Almost two-thirds of the faculty said it takes more effort to teach a course online than in a classroom, while 85 percent said more effort is required to develop one. While younger professors seem to have an easier time teaching online than older ones, more than half of respondents from the youngest faculty group agreed it was more time-consuming. Nearly 70 percent of all professors cited the extra effort necessary to develop Web courses as a crucial barrier to teaching online.

So if teaching an online course is a ton of work and support from administrators is lacking, why bother doing it? Most professors said they are motivated by their students’ need for flexible access to course materials, and a belief that the Web allows them to reach certain types of student more effectively.

“As a faculty member, when you’re teaching online, suddenly you have to be teaching 24/7,” said Samuel Smith, president emeritus of Washington State University. “…It’s more difficult, but the students get more contact.”

Given the extra work, more than 60 percent of faculty see inadequate compensation as a barrier to the further development of online courses. “If these rates of participation among faculty are going to continue to grow, institutions will have do a better job acknowledging the additional time and effort on the part of the faculty member,” said Jeff Seaman, co-director of the Babson Survey Research Group and the survey’s lead researcher. For some, that might mean that their online work should figure into tenure and promotion decisions. For others, “acknowledgment” might equate to some extra cash in their paycheck.

This is not a new request -- nor is the fact that it takes longer to develop and administer a college course online a new revelation. The American Federation of Teachers report on guidelines for good practice in distance education acknowledges that it takes “anywhere from 66 to 500 percent longer” to prepare an online course than a face-to-face one, and “additional compensation should be provided to faculty to meet the extensive time commitments of distance education.” The report noted that only half of the faculty it surveyed reported receiving extra compensation. That was in 2000.

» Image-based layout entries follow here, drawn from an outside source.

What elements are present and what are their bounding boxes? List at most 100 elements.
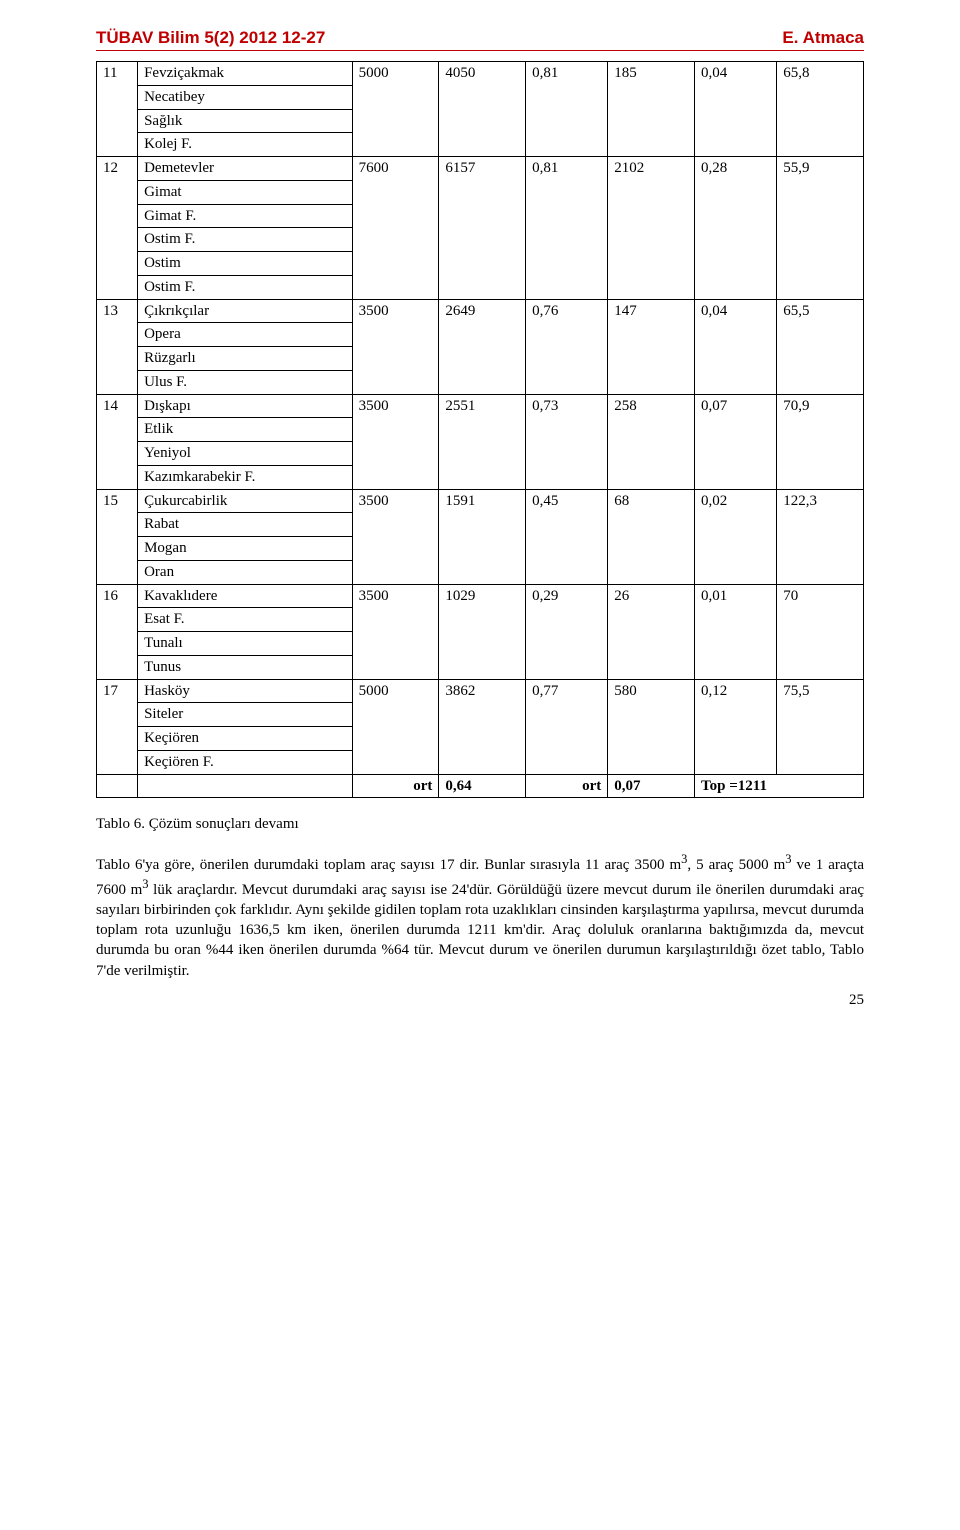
- row-index: 16: [97, 584, 138, 679]
- row-name: Fevziçakmak: [138, 62, 353, 86]
- row-name: Ulus F.: [138, 370, 353, 394]
- cell-value: 68: [608, 489, 695, 584]
- cell-value: 2649: [439, 299, 526, 394]
- row-index: 15: [97, 489, 138, 584]
- row-name: Sağlık: [138, 109, 353, 133]
- row-name: Gimat F.: [138, 204, 353, 228]
- cell-value: 0,76: [526, 299, 608, 394]
- cell-value: 1029: [439, 584, 526, 679]
- cell-value: 0,28: [695, 157, 777, 300]
- cell-value: 0,73: [526, 394, 608, 489]
- para-text-4: lük araçlardır. Mevcut durumdaki araç sa…: [96, 882, 864, 979]
- cell-value: 2551: [439, 394, 526, 489]
- footer-cell: [138, 774, 353, 798]
- row-name: Oran: [138, 560, 353, 584]
- row-index: 11: [97, 62, 138, 157]
- row-index: 13: [97, 299, 138, 394]
- row-name: Çıkrıkçılar: [138, 299, 353, 323]
- footer-cell: [97, 774, 138, 798]
- cell-value: 0,04: [695, 299, 777, 394]
- cell-value: 3500: [352, 299, 439, 394]
- cell-value: 580: [608, 679, 695, 774]
- row-name: Kolej F.: [138, 133, 353, 157]
- row-index: 12: [97, 157, 138, 300]
- page-number: 25: [849, 992, 864, 1009]
- table-footer-row: ort0,64ort0,07Top =1211: [97, 774, 864, 798]
- cell-value: 4050: [439, 62, 526, 157]
- body-paragraph: Tablo 6'ya göre, önerilen durumdaki topl…: [96, 851, 864, 981]
- row-name: Çukurcabirlik: [138, 489, 353, 513]
- cell-value: 5000: [352, 679, 439, 774]
- row-name: Ostim: [138, 252, 353, 276]
- row-name: Etlik: [138, 418, 353, 442]
- row-name: Tunalı: [138, 632, 353, 656]
- cell-value: 3500: [352, 584, 439, 679]
- row-name: Siteler: [138, 703, 353, 727]
- cell-value: 122,3: [777, 489, 864, 584]
- cell-value: 6157: [439, 157, 526, 300]
- cell-value: 0,04: [695, 62, 777, 157]
- footer-cell: 0,64: [439, 774, 526, 798]
- cell-value: 258: [608, 394, 695, 489]
- header-journal-name: TÜBAV Bilim: [96, 28, 204, 47]
- row-name: Dışkapı: [138, 394, 353, 418]
- cell-value: 0,81: [526, 157, 608, 300]
- header-author: E. Atmaca: [782, 28, 864, 48]
- row-name: Ostim F.: [138, 275, 353, 299]
- header-journal: TÜBAV Bilim 5(2) 2012 12-27: [96, 28, 325, 48]
- cell-value: 75,5: [777, 679, 864, 774]
- results-table: 11Fevziçakmak500040500,811850,0465,8Neca…: [96, 61, 864, 798]
- row-name: Ostim F.: [138, 228, 353, 252]
- cell-value: 55,9: [777, 157, 864, 300]
- cell-value: 70: [777, 584, 864, 679]
- table-row: 14Dışkapı350025510,732580,0770,9: [97, 394, 864, 418]
- cell-value: 3500: [352, 394, 439, 489]
- row-name: Hasköy: [138, 679, 353, 703]
- row-name: Demetevler: [138, 157, 353, 181]
- cell-value: 3500: [352, 489, 439, 584]
- row-name: Keçiören: [138, 727, 353, 751]
- table-row: 11Fevziçakmak500040500,811850,0465,8: [97, 62, 864, 86]
- cell-value: 0,45: [526, 489, 608, 584]
- cell-value: 0,77: [526, 679, 608, 774]
- table-row: 12Demetevler760061570,8121020,2855,9: [97, 157, 864, 181]
- row-index: 14: [97, 394, 138, 489]
- running-header: TÜBAV Bilim 5(2) 2012 12-27 E. Atmaca: [96, 28, 864, 51]
- header-issue-pages: (2) 2012 12-27: [214, 28, 326, 47]
- row-name: Opera: [138, 323, 353, 347]
- cell-value: 0,12: [695, 679, 777, 774]
- cell-value: 26: [608, 584, 695, 679]
- row-name: Esat F.: [138, 608, 353, 632]
- para-text-2: , 5 araç 5000 m: [687, 857, 785, 873]
- cell-value: 65,5: [777, 299, 864, 394]
- row-name: Gimat: [138, 180, 353, 204]
- cell-value: 2102: [608, 157, 695, 300]
- cell-value: 147: [608, 299, 695, 394]
- header-volume: 5: [204, 28, 213, 47]
- cell-value: 0,02: [695, 489, 777, 584]
- cell-value: 3862: [439, 679, 526, 774]
- footer-cell: 0,07: [608, 774, 695, 798]
- row-name: Mogan: [138, 537, 353, 561]
- cell-value: 65,8: [777, 62, 864, 157]
- cell-value: 7600: [352, 157, 439, 300]
- cell-value: 70,9: [777, 394, 864, 489]
- row-name: Kavaklıdere: [138, 584, 353, 608]
- cell-value: 1591: [439, 489, 526, 584]
- row-name: Yeniyol: [138, 442, 353, 466]
- row-name: Rüzgarlı: [138, 347, 353, 371]
- para-text-1: Tablo 6'ya göre, önerilen durumdaki topl…: [96, 857, 681, 873]
- table-row: 16Kavaklıdere350010290,29260,0170: [97, 584, 864, 608]
- table-row: 17Hasköy500038620,775800,1275,5: [97, 679, 864, 703]
- cell-value: 5000: [352, 62, 439, 157]
- footer-cell: ort: [352, 774, 439, 798]
- table-row: 13Çıkrıkçılar350026490,761470,0465,5: [97, 299, 864, 323]
- page: TÜBAV Bilim 5(2) 2012 12-27 E. Atmaca 11…: [0, 0, 960, 1021]
- cell-value: 0,07: [695, 394, 777, 489]
- cell-value: 0,81: [526, 62, 608, 157]
- cell-value: 0,29: [526, 584, 608, 679]
- cell-value: 0,01: [695, 584, 777, 679]
- footer-cell: Top =1211: [695, 774, 864, 798]
- cell-value: 185: [608, 62, 695, 157]
- row-name: Kazımkarabekir F.: [138, 465, 353, 489]
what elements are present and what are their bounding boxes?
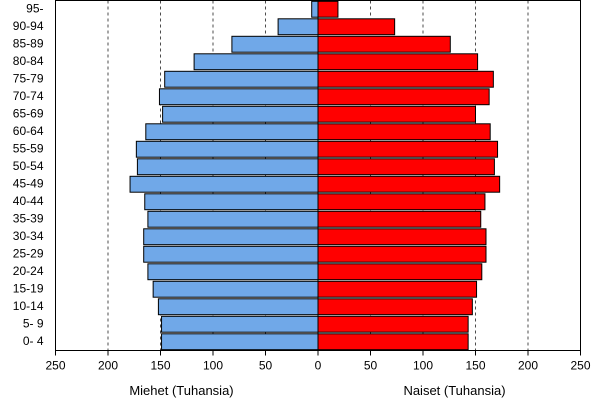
y-tick-label: 20-24 xyxy=(13,264,44,278)
axis-label: Miehet (Tuhansia) xyxy=(129,383,233,398)
bar xyxy=(317,88,490,106)
x-tick-label: 100 xyxy=(203,359,223,373)
bar xyxy=(231,35,319,53)
bar xyxy=(161,333,319,351)
x-tick-label: 200 xyxy=(518,359,538,373)
y-tick-label: 80-84 xyxy=(13,54,44,68)
y-tick-label: 10-14 xyxy=(13,299,44,313)
x-tick-label: 150 xyxy=(150,359,170,373)
bar xyxy=(317,35,451,53)
x-tick-label: 0 xyxy=(315,359,322,373)
bar xyxy=(157,298,319,316)
bar xyxy=(317,298,473,316)
bar xyxy=(317,0,339,18)
y-tick-label: 45-49 xyxy=(13,176,44,190)
bar xyxy=(129,175,319,193)
bar xyxy=(317,175,501,193)
y-tick-label: 75-79 xyxy=(13,71,44,85)
bar xyxy=(317,228,487,246)
y-tick-label: 70-74 xyxy=(13,89,44,103)
bar xyxy=(158,88,319,106)
bar xyxy=(193,53,319,71)
bar xyxy=(152,280,319,298)
x-tick-label: 150 xyxy=(465,359,485,373)
bar xyxy=(143,245,319,263)
y-tick-label: 5- 9 xyxy=(23,316,44,330)
y-tick-label: 0- 4 xyxy=(23,334,44,348)
bar xyxy=(145,123,319,141)
bar xyxy=(144,193,319,211)
x-tick-label: 250 xyxy=(570,359,590,373)
bar xyxy=(311,0,319,18)
bar xyxy=(317,18,396,36)
bar xyxy=(135,140,319,158)
y-tick-label: 35-39 xyxy=(13,211,44,225)
y-tick-label: 90-94 xyxy=(13,19,44,33)
bar xyxy=(317,263,483,281)
y-tick-label: 65-69 xyxy=(13,106,44,120)
bar xyxy=(317,53,479,71)
axis-label: Naiset (Tuhansia) xyxy=(403,383,505,398)
bar xyxy=(317,315,469,333)
bar xyxy=(317,245,487,263)
bar xyxy=(161,315,319,333)
y-tick-label: 15-19 xyxy=(13,281,44,295)
y-tick-label: 30-34 xyxy=(13,229,44,243)
x-tick-label: 50 xyxy=(259,359,273,373)
x-tick-label: 100 xyxy=(413,359,433,373)
bar xyxy=(317,140,499,158)
bar xyxy=(277,18,319,36)
x-tick-label: 200 xyxy=(98,359,118,373)
bar xyxy=(147,263,319,281)
bar xyxy=(317,70,494,88)
bar xyxy=(317,158,495,176)
y-tick-label: 95- xyxy=(26,1,43,15)
y-tick-label: 55-59 xyxy=(13,141,44,155)
bar xyxy=(143,228,319,246)
bar xyxy=(317,210,482,228)
x-tick-label: 50 xyxy=(364,359,378,373)
y-tick-label: 25-29 xyxy=(13,246,44,260)
bar xyxy=(164,70,319,88)
y-tick-label: 60-64 xyxy=(13,124,44,138)
bar xyxy=(162,105,319,123)
bar xyxy=(317,333,469,351)
y-tick-label: 50-54 xyxy=(13,159,44,173)
y-tick-label: 85-89 xyxy=(13,36,44,50)
bar xyxy=(317,123,491,141)
bar xyxy=(147,210,319,228)
x-tick-label: 250 xyxy=(45,359,65,373)
bar xyxy=(136,158,319,176)
y-tick-label: 40-44 xyxy=(13,194,44,208)
bar xyxy=(317,105,476,123)
bar xyxy=(317,280,478,298)
bar xyxy=(317,193,486,211)
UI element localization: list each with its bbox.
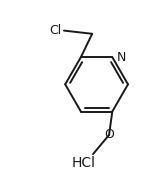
Text: Cl: Cl: [49, 24, 62, 37]
Text: HCl: HCl: [72, 156, 96, 170]
Text: N: N: [117, 51, 127, 64]
Text: O: O: [104, 128, 114, 141]
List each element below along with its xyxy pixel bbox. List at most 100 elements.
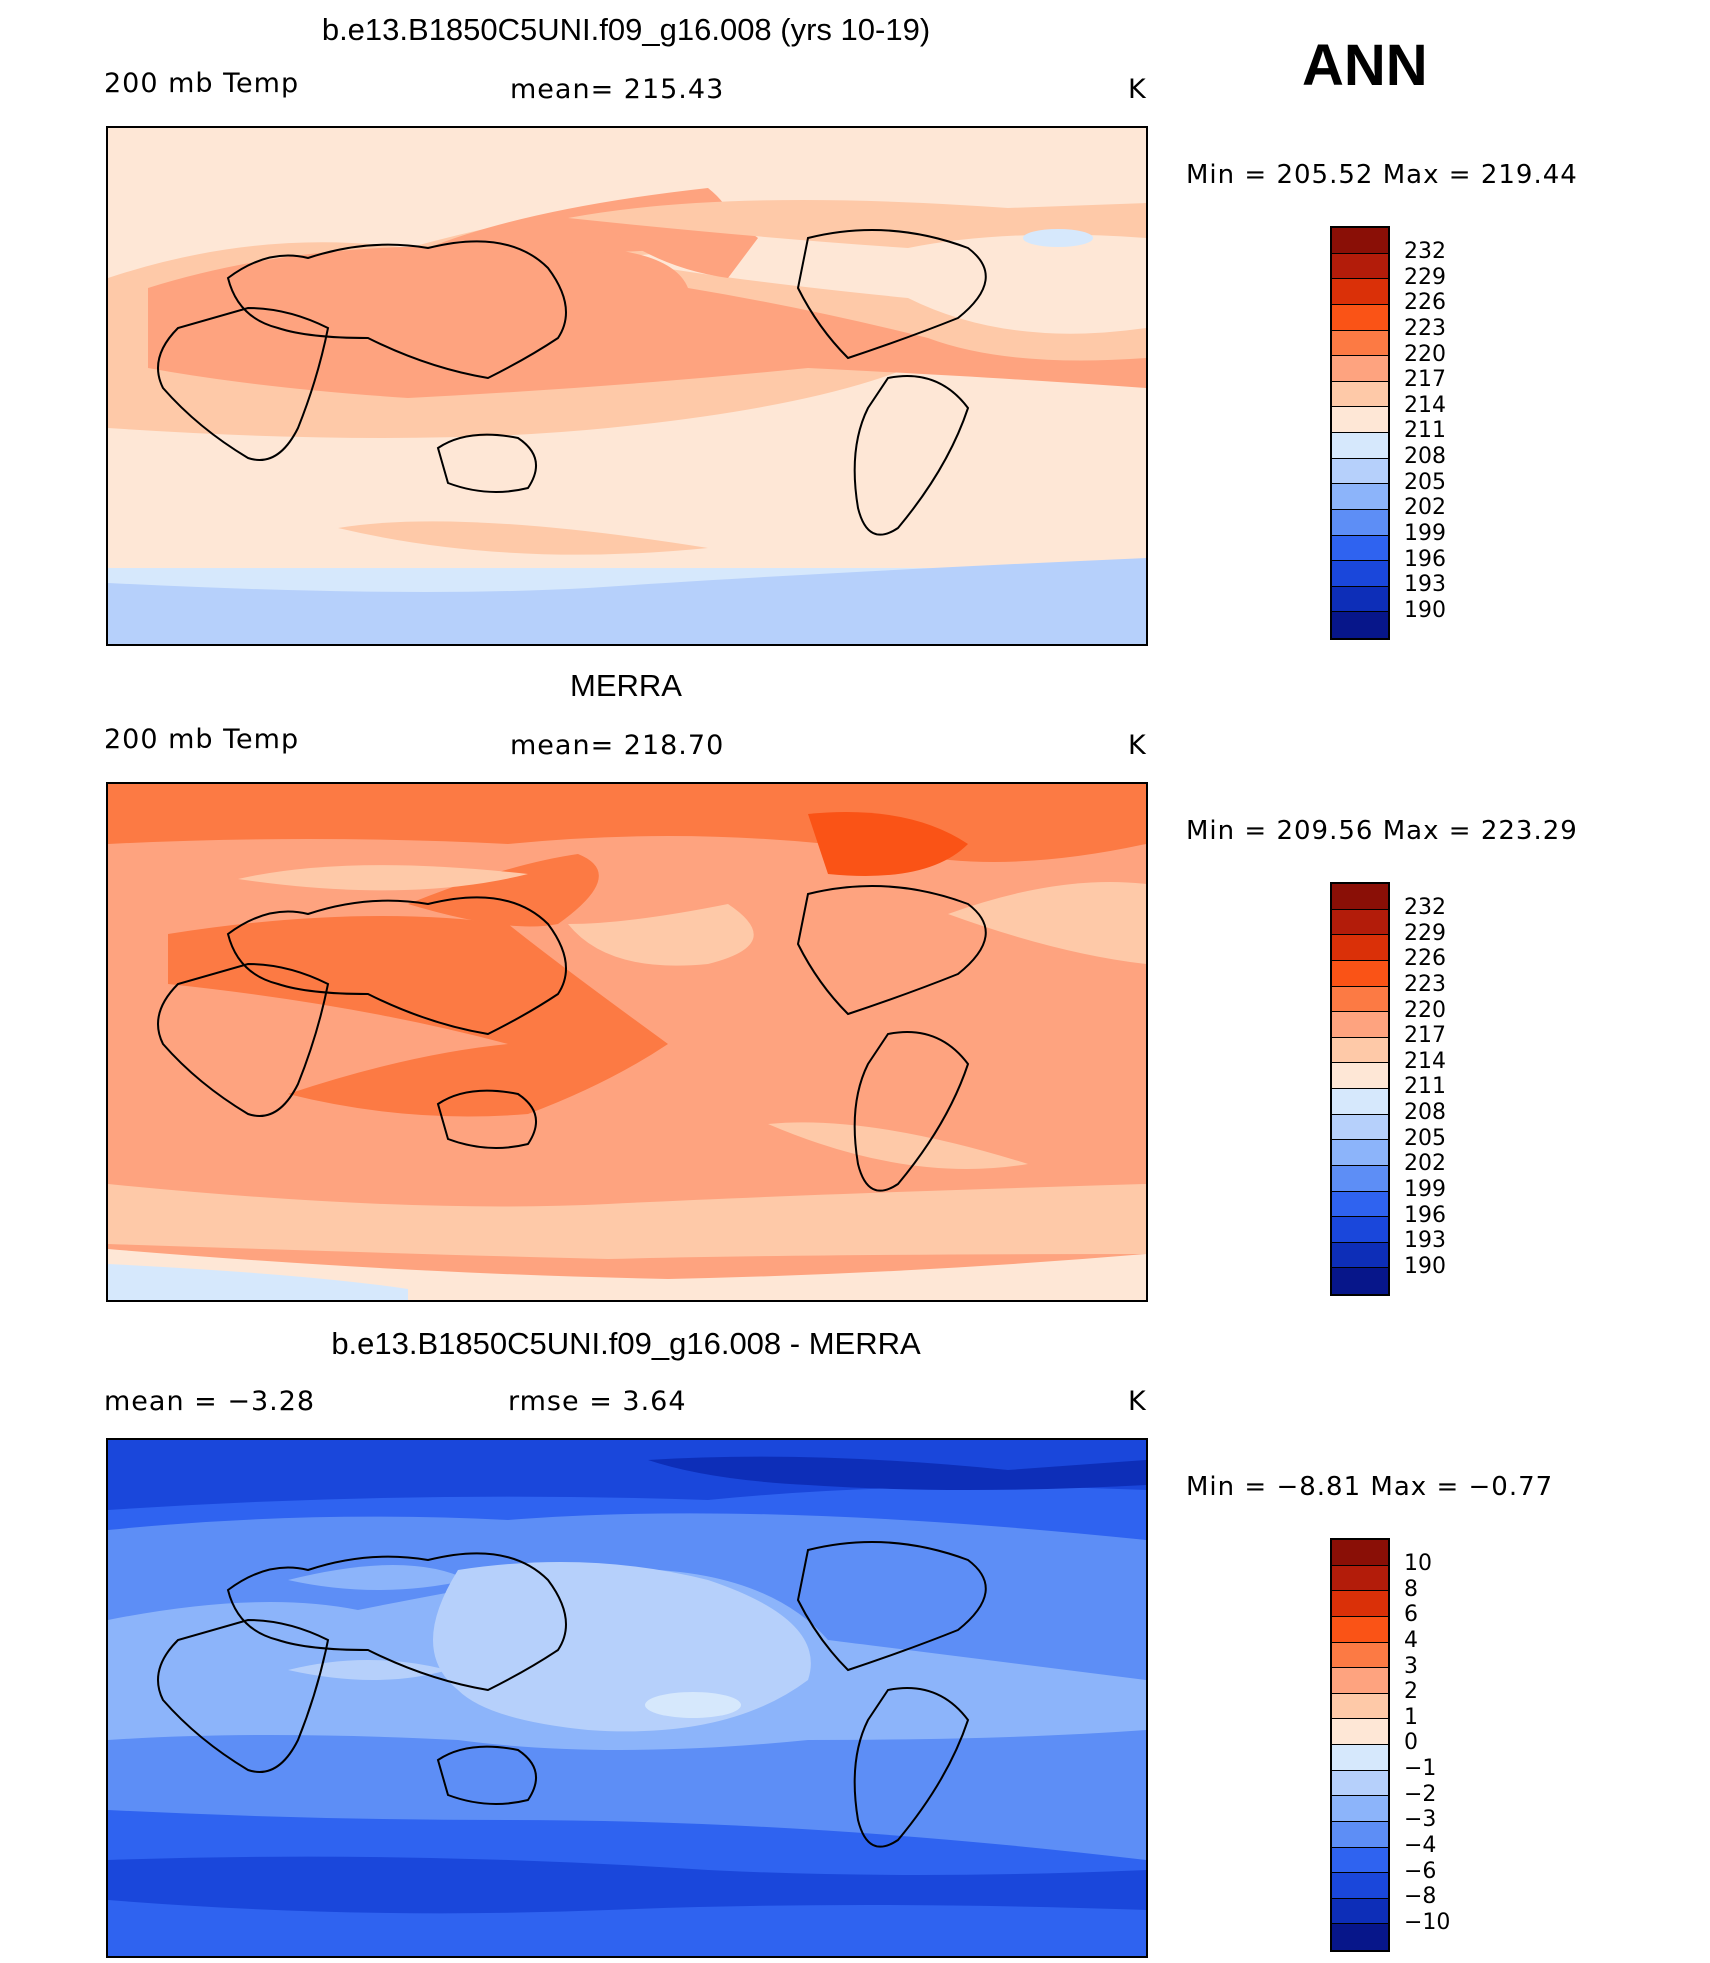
- panel1-max-value: 219.44: [1480, 160, 1578, 190]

The authors of today's APLU study conclude by recommending that public universities not only institute policies that “acknowledge and recognize” professors’ online education efforts, but also work develop “mechanisms that effectively incorporate online learning into the fabric and missions of the institutions.”

“It’s now a factual statement that online learning is woven into the fabric of higher education,” Wilson said. “It has grown faster over the last six years than any other sector of higher education … and it will keep growing.”